Unter den Manuskripten anderer Autoren seien zwei hervorgehoben: eine Rede aus Thomas Manns Zyklus "Deutsche Hörer" mit einer handschriftlichen Korrektur. Es ist die Beilage zu einem Brief, den Elisabeth Hauptmann am 20. November 1947 an Brecht nach Zürich sandte. Sie schrieb: "Thomas Mann hat uebrigens im letzten Prominenten-broadcast ein paar sehr gute Sachen gesagt. Anbei." Eine absolute Trouvaille ist das Typoskript "Hundert Jahre Marx" von Karl Korsch.

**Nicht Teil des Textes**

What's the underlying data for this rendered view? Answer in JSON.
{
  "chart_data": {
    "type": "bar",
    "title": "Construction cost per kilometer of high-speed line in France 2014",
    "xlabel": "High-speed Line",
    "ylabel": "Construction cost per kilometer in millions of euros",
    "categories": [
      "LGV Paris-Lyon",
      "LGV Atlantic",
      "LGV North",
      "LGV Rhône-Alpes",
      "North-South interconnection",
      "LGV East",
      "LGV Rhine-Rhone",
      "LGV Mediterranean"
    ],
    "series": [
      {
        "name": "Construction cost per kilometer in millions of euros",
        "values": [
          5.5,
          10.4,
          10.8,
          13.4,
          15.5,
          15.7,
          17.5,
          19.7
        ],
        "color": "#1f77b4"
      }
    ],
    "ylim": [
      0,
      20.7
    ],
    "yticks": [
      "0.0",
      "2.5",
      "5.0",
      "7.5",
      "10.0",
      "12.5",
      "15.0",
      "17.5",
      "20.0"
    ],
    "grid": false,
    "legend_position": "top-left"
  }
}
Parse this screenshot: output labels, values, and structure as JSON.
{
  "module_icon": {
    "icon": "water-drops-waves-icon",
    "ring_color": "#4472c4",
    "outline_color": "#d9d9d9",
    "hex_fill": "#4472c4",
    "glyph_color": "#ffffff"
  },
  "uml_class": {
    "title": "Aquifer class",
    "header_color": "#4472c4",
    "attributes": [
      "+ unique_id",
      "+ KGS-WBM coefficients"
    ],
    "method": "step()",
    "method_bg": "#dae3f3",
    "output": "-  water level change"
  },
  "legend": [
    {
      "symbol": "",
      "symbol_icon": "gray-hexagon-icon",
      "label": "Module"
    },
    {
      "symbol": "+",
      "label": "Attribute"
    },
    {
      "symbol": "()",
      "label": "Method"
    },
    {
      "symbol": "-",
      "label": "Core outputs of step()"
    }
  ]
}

Es umfasst 230 maschinengeschriebene Seiten mit handschriftlichen Änderungen des Verfassers. "Kopie für Brecht", schrieb der Verfasser auf das Exemplar. Das ist der sogenannte "Svendborger Marx", an dem Korsch 1936 bei Brecht und in engem Kontakt mit ihm gearbeitet hat. Das Buch erschien 1938 in London; der deutsche Originaltext galt bislang als verschollen.

Was bedeutet dieser Fund für die Brecht-Forschung?
Der Erkenntniszuwachs geht wesentlich auf die insgesamt 350 Briefe von und an Brecht zurück. Ich sehe vier Bereiche, in denen wir Neues erfahren können:
1. Werk und Rezeption / Arbeit in den USA und in der Schweiz

2. Strategie der Rückkehr nach Berlin

3. Ökonomische Situation / C.A.R.E.-Aktion

4. Persönliches

ad 1. Werk und Rezeption / Arbeit in den USA und in der Schweiz
Es gibt unbekanntes Material über Projekte wie den "Galileo" mit Charles Laughton, den "Kreidekreis" für Luise Rainer, "The Duchess of Malfi" für Elisabeth Bergner, "Furcht und Elend" in New York, "Die Gesichte der Simone Machard". Die bereits erwähnte Tätigkeit im "Council" ist in inhaltsreichen Briefen an Paul Tillich und anderen Materialien dokumentiert. Leitfrage war die Beurteilung Hitlerdeutschlands. Im März 1945 schrieb Brecht an Tillich: "Natürlich bin ich weit davon entfernt, als politische Haltung Zerknirschtheit vorzuschlagen und, Thomas Mann hin und her, die Deutschen werden ihr Gesicht ruhig zeigen können, wenn es gut sein wird."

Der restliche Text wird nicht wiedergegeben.